The March King's wife

Sousa is heard every 4th of July!

Immigrant 4th, 1926

Getting ready for a parade on the 4th

Oklahoma Territory 1898

To the moon . . . Ginger?

Is this Ginger Rogers riding a firecracker?

Dressed up 4th picnic, 1914

Preston Iowa Main Street Parade


1941 - that's right, light a firecracker with a cigarette!

Safe and sane! :)

1936 - forget running with scissors . . .

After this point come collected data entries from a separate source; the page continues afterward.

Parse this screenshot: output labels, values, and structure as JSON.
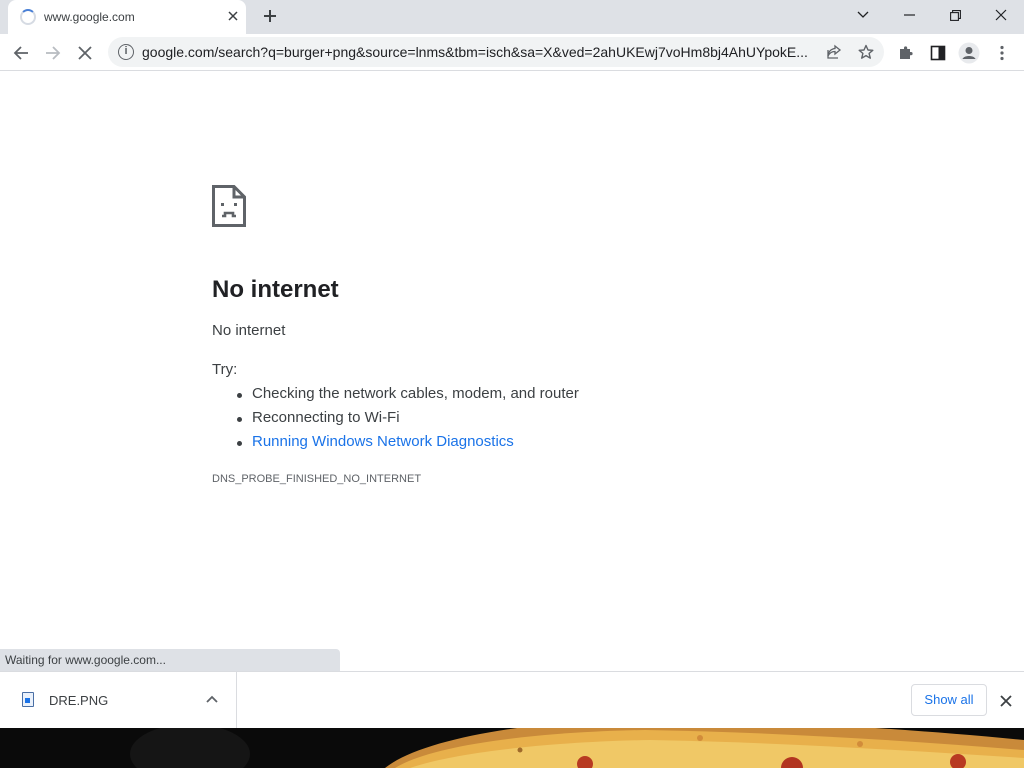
{
  "tab": {
    "title": "www.google.com",
    "close_icon": "close-icon",
    "loading_icon": "spinner-icon"
  },
  "tabstrip": {
    "new_tab_icon": "plus-icon",
    "search_tabs_icon": "chevron-down-icon"
  },
  "window_controls": {
    "minimize_icon": "minimize-icon",
    "restore_icon": "restore-icon",
    "close_icon": "close-icon"
  },
  "toolbar": {
    "back_icon": "back-arrow-icon",
    "forward_icon": "forward-arrow-icon",
    "stop_icon": "stop-icon",
    "url": "google.com/search?q=burger+png&source=lnms&tbm=isch&sa=X&ved=2ahUKEwj7voHm8bj4AhUYpokE...",
    "site_info_icon": "info-icon",
    "share_icon": "share-icon",
    "bookmark_icon": "star-icon",
    "extensions_icon": "puzzle-icon",
    "side_panel_icon": "side-panel-icon",
    "profile_icon": "profile-icon",
    "menu_icon": "kebab-menu-icon"
  },
  "error_page": {
    "icon": "sad-document-icon",
    "title": "No internet",
    "subtitle": "No internet",
    "try_label": "Try:",
    "suggestions": [
      "Checking the network cables, modem, and router",
      "Reconnecting to Wi-Fi",
      "Running Windows Network Diagnostics"
    ],
    "error_code": "DNS_PROBE_FINISHED_NO_INTERNET"
  },
  "status_bar": {
    "text": "Waiting for www.google.com..."
  },
  "download_shelf": {
    "item": {
      "filename": "DRE.PNG",
      "file_icon": "image-file-icon",
      "chevron_icon": "chevron-up-icon"
    },
    "show_all_label": "Show all",
    "close_icon": "close-icon"
  },
  "colors": {
    "accent": "#1a73e8",
    "tabstrip": "#dee1e6",
    "text": "#202124"
  }
}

This poster says you can lose an eye from firecrackers.

New York - the big parade


1920 Virginia

1812 Flag

The original "Old Glory" - the real Star Spangled Banner

1908 protest against privilege

This idea isn't new - nor is protesting.

Why the 4th of July? On July 2nd, 1776, America’s Continental Congress voted to separate from Great Britain. Two days later, on July 4th, delegates from the 13 colonies adopted the Declaration of Independence – written mainly by Thomas Jefferson. The Declaration, however, wasn’t signed until August 2nd of the same year. But since July 2nd was the day when the Continental Congress voted to declare independence, John Adams wrote to his wife that the 2nd of July “will be celebrated, by succeeding Generations, as the great anniversary Festival” and that the celebration should include “Pomp and Parade . . . Games, Sports, Guns, Bells, Bonfires and Illuminations from one End of this Continent to the other.”

Why then do we celebrate the 4th instead of the 2nd? Because the custom of celebrating the Declaration rather than the actual decision became a custom early on. Previously, colonists had celebrated King George III’s birthday during the summer. In 1776, the King’s birthday wasn’t celebrated – rather, a mock funeral was held for him. And concerts, bonfires, parades, and the firing of cannons and muskets usually accompanied the first public readings of the Declaration of Independence. Then the next year, in 1777, Philadelphia held the first annual commemoration of independence on July 4th. Even George Washington – the leader of the Revolutionary forces - issued double rations of rum to all his soldiers to mark the anniversary in 1778. And so, through time, the Declaration of Independence became the focus of celebrations – July 4th – rather than the actual birth of the nation – July 2nd. Custom is often stronger than the actual history!